Gıda fiyatları yükseliyor...

Girdi maliyetleri artıyor...

Çiftçi tarlasını-toprağını terk ediyor...

Gıda stratejik bir güç...

Üretimi sürdürmek yetmez, arttırmak durumundayız...

bütün bunlara nasıl çözüm bulacağız, tarım adına geleceğe nasıl umutla bakacağız?..

Çözüme giden en kestirme yol; tarımsal desteklerin "artması" değil, tarıma verilen DEĞERİN artması...

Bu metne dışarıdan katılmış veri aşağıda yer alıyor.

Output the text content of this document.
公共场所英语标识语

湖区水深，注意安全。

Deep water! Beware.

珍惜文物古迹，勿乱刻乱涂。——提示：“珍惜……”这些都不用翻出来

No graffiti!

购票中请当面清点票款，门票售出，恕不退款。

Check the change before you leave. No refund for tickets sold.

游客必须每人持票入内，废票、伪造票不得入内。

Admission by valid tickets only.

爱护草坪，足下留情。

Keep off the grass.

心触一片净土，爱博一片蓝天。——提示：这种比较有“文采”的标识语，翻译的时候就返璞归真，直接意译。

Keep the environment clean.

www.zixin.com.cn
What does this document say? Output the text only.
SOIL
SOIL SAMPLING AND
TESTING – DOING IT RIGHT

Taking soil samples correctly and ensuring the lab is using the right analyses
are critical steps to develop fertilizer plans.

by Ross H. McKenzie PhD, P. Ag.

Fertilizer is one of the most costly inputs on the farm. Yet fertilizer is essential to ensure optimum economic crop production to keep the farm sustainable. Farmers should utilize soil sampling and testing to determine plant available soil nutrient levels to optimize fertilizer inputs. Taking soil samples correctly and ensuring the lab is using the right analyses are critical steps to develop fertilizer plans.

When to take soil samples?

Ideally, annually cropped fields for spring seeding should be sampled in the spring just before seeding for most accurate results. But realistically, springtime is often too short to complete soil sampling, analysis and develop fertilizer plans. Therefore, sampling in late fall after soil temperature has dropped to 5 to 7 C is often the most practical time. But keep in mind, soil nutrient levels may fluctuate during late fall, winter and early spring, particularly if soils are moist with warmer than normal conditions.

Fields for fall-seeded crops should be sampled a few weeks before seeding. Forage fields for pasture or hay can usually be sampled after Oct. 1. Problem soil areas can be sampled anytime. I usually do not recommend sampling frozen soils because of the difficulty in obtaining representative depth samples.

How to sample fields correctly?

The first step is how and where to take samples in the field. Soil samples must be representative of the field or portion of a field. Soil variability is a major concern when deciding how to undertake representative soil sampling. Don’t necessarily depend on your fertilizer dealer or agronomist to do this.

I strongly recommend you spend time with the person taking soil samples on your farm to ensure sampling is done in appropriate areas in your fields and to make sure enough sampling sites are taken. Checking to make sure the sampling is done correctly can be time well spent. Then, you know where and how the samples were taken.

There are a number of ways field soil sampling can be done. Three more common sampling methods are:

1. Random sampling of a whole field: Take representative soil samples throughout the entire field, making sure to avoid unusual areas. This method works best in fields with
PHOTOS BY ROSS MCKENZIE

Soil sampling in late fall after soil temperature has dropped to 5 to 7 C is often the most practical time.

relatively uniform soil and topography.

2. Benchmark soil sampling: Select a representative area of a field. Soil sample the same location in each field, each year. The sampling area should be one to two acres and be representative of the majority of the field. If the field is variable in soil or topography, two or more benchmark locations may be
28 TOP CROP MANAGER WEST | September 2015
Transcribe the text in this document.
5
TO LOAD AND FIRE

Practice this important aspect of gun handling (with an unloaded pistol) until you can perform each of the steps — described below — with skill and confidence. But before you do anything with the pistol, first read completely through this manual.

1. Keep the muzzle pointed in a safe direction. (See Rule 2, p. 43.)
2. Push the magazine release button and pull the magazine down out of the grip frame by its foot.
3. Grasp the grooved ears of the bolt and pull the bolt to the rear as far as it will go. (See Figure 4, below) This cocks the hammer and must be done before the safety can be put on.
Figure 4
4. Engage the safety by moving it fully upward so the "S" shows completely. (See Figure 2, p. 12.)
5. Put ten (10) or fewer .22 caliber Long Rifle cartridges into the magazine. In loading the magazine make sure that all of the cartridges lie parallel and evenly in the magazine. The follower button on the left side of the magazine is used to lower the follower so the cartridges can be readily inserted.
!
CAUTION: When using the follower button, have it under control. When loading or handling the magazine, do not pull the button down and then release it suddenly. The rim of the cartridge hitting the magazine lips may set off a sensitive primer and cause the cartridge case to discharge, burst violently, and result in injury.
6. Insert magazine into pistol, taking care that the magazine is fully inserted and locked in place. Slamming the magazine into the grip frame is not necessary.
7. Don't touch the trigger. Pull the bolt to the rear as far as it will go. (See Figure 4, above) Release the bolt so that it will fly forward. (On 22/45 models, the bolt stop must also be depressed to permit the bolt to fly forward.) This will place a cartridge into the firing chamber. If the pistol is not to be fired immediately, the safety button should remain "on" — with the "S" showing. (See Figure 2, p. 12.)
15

Açlık sınırının altında kalan çiftçi ailesinin değil tarımsal üretimi arttırması, bırakıp gitmesi an meselesi. Girdi maliyetleri ile ürün taban fiyatı arasındaki bakış açısı çiftçiyi toprağında tutmaz/tutamıyor. Bir zamanlar slogan bile olsa tarladan sofraya dediğimiz gıdanın yolculuğunu, reyondan sofraya olarak algıladığımız sürece tüketicinin gıda harcamalarını düşüremeyiz. Çiftçiliği idealleri arasında hayal etmeyen çocuklardan da açlıktan baygın düşen çocuklardan da hepimiz sorumluyuz. Köyden kente göçü zorunlu hale getiren imkansızlıklar, çiftçi ailesini kentte daha büyük imkansızlıklara mahkum ettiğimizi anladığımız zaman çok geç olacak! Her ne kadar erkek egemen bir sektör olsa da tarım, üretimin devamlılığını da, sektörün geleceğini de belirleyen kadındır, bunu hala farketmedik/etmiyoruz...

Bütün bunlar ve daha fazlası vermediğimiz o "DEĞERİN" sonucu! Gübreyi, mazotu, yemi, zirai ilacı, enerjiyi vs. konuşuyoruz ama okulu, sağlık ocağını, ulaşımı, çiftçinin geçimini, refahını konuşmuyoruz. Tarım adına bulunduğum her mecrada her fırsatta bu bakış açısını dillendiriyorum. Hani derler ya kırk kez söylersen gerçekleşir, ben kırk bin kez söylemeye razıyım yeter ki gerçek olsun! İnsanı merkeze almayan hiçbir politikanın sürdürülebilmesi mümkün değil.

Yeni yılın programını yaparken, bilinen eski sorunlara yeni değil, yeniden çözüm önerilerini hatırlatmak istedim. Köy yaşanabilir bir yer olmalı; eğitim, sağlık, ulaşım gibi sosyal devletin temel görevleri yerine getirilmeli.

Kadınların sosyal güvence sorunu  (%5'lik prim desteği yeterli değil) acilen çözülmeli kaldı ki bununla ilgili bütçeye yük olmadan nasıl çözüm bulabileceğimizi detaylı olarak yazdım/anlattım.

Tarım arazilerinin ve meraların amaç dışı kullanımının istisnasız önüne geçilmeli!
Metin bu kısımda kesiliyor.